Yes, his "Battle Symphony" (also known as "Wellington's Victory") dramatically portrays the success of the allied armies over the French in the Battle of Vitoria, Spain on June 21, 1813.

It is complete with musician-actors, artillery effects, staged and off-staged elements, and a patch quilt of famous tunes that even today's audiences will recognize.

There were several possible motivations for writing such a piece.

First, he needed the money. He had concerns for his future, including worries about family health. His brother was ailing, and Beethoven wanted to be prepared if his nephew, Karl, were to become his responsibility.

Second, he needed the money! The fact is, Beethoven's wild success had not translated into a wealth of financial security.

Symphonies and other "art music" were essential for his legacy, but there was more money to be made in a Hollywood-styled spectacle with mass appeal.

With that in mind, it begins from the left with a drum cadence that signifies the approaching British army. A bugle call signals for troop readiness, followed by a patriotic "Rule Britannia" march.

In response, the French approach from the other side with their own drum cadence, bugle call, and a patriotic "Marlborough" march (familiar to us as "For He's A Jolly Good Fellow").

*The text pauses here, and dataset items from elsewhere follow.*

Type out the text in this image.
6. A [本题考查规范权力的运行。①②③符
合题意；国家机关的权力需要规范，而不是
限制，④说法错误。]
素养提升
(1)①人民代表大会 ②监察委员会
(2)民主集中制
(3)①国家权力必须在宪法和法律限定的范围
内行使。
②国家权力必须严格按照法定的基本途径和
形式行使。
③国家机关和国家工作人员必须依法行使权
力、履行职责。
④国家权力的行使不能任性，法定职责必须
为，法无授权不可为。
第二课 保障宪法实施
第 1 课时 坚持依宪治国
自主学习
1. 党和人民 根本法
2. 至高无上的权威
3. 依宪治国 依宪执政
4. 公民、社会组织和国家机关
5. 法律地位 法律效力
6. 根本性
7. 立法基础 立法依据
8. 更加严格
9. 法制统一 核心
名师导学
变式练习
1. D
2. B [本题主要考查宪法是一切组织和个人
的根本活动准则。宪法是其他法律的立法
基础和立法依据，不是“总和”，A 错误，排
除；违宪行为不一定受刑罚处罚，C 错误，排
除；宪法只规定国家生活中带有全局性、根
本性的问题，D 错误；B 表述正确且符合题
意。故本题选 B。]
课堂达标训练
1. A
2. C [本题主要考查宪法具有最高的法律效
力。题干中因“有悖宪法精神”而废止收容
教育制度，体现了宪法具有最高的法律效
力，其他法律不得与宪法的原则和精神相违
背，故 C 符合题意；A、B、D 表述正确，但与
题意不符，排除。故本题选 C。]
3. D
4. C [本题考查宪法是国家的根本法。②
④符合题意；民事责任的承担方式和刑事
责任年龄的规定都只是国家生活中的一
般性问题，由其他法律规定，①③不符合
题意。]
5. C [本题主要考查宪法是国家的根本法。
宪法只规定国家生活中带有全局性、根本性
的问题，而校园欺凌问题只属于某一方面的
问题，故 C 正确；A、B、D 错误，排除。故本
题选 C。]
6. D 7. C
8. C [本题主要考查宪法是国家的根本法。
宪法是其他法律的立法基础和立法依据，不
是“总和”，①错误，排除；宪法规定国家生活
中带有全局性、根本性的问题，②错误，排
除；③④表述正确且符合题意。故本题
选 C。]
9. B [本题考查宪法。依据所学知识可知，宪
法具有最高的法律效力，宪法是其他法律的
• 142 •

This "jolly" soon turns deadly as bugle calls from both sides signal a charge into battle.

Fighting ensues with musical sounds of crackling gunfire and booming canons, each meticulously annotated in the score to occur from different positions. A fury of notes scream through the strings, brass fanfares blast overhead and gestures of desperation cry out from woodwinds.

This cacophony eventually fades into a dreadfully slow march for the French in triple-time, the same meter of its proud "Marlborough." Soft booms of distant canons dialogue with long pauses in a mournful melody until finally, the last defeated breath is heard.

Now the "victory" portion begins with the full orchestra entering suddenly in a triumph of sound. The remainder of the work weaves spirited themes into a tapestry of English exaltation.

A few moments of repose interrupt the celebrations. Strains of "God Save the King" (known by Americans as "My Country 'Tis of Thee") sing reverently from the winds.

It ends as one might expect – with big, bold, and glorious chords of final victory.

Beethoven was harshly criticized by some for this piece, as it lacked the compositional artistry so common to his other works.

To this he famously responded, edited for print: "The (expletive) I think up is better than anything you have ever thought!"

With that he went straight to the bank. It is understood that Beethoven made more money from this work than any other of his lifetime. Some might say this epitomizes the consequences of war and culture. Others might say … it's just music.